The American Enterprise Institute (AEI) analyzed Vice President Kamala Harris‘s proposed housing plan and calculated the total cost to American taxpayers.

To appeal to Americans who have only been able to rent a home, Harris is pitching a program to provide $25,000 down payment assistance (DPA) to 4 million first-time buyers over four years. If Harris’ plan sounds too good to be true, several analysts would affirm that the plan will not only fail to achieve its goal, but will actually impede potential first-time homebuyers. Several publications and organizations, including AEI, scrutinized the plan and uncovered major flaws.

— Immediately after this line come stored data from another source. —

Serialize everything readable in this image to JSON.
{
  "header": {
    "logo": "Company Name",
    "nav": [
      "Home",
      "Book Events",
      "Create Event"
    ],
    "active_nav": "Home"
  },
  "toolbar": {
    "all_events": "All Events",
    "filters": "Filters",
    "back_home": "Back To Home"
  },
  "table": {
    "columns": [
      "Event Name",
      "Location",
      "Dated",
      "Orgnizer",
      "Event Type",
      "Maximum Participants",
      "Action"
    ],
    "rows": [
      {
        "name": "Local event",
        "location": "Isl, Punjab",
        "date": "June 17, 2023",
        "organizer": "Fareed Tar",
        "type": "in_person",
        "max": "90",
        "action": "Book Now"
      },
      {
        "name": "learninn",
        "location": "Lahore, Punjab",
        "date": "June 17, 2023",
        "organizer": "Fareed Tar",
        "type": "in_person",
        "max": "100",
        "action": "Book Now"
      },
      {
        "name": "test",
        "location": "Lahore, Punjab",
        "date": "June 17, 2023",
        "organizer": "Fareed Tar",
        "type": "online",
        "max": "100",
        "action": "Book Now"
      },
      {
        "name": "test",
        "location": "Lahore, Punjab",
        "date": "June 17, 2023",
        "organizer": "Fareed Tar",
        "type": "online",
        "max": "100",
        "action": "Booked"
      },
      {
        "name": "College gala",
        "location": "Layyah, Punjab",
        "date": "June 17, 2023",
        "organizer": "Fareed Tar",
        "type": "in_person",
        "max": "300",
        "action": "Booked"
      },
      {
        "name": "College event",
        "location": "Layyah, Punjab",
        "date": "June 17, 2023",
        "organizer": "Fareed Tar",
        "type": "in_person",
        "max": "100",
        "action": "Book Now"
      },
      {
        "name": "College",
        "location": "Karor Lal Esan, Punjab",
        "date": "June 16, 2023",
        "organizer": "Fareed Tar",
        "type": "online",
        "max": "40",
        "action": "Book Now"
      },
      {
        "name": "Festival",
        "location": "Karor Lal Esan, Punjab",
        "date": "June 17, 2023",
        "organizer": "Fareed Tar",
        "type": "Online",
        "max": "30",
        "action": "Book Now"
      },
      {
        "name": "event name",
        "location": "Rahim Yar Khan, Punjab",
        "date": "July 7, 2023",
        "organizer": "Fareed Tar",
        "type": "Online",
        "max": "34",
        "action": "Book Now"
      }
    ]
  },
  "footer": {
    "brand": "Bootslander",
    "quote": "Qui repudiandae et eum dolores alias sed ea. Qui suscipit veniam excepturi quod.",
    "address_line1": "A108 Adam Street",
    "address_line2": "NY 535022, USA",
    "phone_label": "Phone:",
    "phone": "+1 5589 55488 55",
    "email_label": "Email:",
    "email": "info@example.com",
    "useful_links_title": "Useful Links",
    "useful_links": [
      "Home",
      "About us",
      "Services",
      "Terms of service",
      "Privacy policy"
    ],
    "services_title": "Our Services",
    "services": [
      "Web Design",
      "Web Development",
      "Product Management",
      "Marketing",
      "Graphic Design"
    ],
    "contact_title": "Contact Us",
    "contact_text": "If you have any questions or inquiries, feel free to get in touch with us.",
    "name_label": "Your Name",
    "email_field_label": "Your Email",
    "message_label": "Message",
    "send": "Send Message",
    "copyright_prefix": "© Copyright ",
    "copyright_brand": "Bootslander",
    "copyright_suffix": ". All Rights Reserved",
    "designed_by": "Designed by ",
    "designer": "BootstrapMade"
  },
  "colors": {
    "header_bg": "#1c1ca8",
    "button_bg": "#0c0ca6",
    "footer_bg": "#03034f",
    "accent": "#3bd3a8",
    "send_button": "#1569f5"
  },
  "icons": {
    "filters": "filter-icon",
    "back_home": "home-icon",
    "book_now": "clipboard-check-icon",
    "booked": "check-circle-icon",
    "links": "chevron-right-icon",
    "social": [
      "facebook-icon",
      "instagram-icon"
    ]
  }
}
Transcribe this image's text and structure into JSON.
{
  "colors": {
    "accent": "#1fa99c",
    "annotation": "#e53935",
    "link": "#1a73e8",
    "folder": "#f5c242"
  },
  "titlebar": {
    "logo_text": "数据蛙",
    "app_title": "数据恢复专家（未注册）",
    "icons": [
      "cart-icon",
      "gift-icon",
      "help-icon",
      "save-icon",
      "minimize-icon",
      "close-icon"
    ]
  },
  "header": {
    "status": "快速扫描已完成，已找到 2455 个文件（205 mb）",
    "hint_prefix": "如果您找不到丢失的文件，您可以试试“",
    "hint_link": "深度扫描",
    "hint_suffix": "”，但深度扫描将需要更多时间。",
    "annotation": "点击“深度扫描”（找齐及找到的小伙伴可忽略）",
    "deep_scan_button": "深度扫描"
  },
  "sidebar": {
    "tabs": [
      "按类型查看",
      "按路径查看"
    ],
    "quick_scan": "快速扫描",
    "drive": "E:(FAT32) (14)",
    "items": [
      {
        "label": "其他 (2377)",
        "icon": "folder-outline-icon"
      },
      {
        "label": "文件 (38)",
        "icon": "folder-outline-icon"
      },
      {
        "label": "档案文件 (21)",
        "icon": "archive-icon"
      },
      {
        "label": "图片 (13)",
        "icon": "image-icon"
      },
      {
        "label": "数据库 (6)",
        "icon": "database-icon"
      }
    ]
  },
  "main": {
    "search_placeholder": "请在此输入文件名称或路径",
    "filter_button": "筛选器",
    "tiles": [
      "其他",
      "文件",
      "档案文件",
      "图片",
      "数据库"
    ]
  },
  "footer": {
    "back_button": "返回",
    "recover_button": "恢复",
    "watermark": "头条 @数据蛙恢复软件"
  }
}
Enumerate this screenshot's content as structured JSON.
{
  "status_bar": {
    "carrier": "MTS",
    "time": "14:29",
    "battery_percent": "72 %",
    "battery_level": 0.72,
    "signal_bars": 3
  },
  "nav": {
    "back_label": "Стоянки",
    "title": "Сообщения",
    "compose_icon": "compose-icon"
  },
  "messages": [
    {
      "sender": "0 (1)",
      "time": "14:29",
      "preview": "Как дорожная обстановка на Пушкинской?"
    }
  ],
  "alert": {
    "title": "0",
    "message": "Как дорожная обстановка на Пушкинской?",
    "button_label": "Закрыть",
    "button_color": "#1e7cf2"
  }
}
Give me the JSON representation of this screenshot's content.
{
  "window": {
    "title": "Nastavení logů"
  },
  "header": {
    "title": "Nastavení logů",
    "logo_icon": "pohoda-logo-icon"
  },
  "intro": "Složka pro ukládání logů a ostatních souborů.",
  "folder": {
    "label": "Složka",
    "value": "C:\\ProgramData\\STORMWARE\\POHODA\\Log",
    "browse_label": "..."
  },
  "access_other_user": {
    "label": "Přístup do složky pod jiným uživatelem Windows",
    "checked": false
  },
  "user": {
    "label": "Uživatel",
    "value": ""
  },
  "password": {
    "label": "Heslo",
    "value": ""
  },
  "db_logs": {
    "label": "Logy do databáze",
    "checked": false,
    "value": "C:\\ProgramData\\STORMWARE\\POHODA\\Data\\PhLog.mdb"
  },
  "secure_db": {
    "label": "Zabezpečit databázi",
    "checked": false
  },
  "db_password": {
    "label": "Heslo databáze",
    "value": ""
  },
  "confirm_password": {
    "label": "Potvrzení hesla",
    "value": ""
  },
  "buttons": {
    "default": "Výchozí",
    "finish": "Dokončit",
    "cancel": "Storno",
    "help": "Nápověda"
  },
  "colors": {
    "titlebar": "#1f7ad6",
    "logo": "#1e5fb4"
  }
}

Floridians know that the limited housing supply has been one of the ongoing factors keeping home prices high. According to AEI, increasing FTB purchasing power through down payment assistance (DPA) will ultimately drive up home prices for all buyers in affected census tracts. AEI’s expert analysts insist that the millions of FTB program recipients would become price setters for all buyers in the neighborhoods where the recipients buy.

Specifically, the AEI analysis estimates:

  • Over the 4-year DPA period, 75% of all home sales nationally will be in census tracts affected by the proposed DPA program.
  • For the homes in these tracts, constant-quality home prices is expected to increase by an average of 4.1%.[2]
  • Over four years, the total boost in home prices paid by expected homebuyers in these tracts will be $177 billion. Thus, the total cost to homebuyers outweighs the proposed subsidy benefit of $100 billion ($25,000 each for 4 million homebuyers).
  • The total inflationary boost to the entire stock of homes in the affected census tracts (not just those expecting to transact over a 4-year period) is estimated at $1 trillion.

“The proposed DPA policy will also have disparate impact on home prices across different regions,” an excerpt from AEI’s report reads. “This is because home price levels vary significantly across metros. In San Jose, CA, homes purchased by FTBs had a median price of $902,500 in 2024:Q1. The $25,000 down payment assistance is estimated to boost the buying power there by 3%. In Lexington, KY, median home price for FTBs was $280,000. The same $25,000 subsidy is estimated to boost the buying power there by 9%.  Months remaining inventory also varies tremendously by metro, ranging in August 2024 from a high of 8.3 months in Myrtle Beach to 1.5 months in Boston. The interplay of these factors, along with FTB shares, results in a wide variance in estimated home price increase due to DPA in each market (from 0.9% to 6.1%).”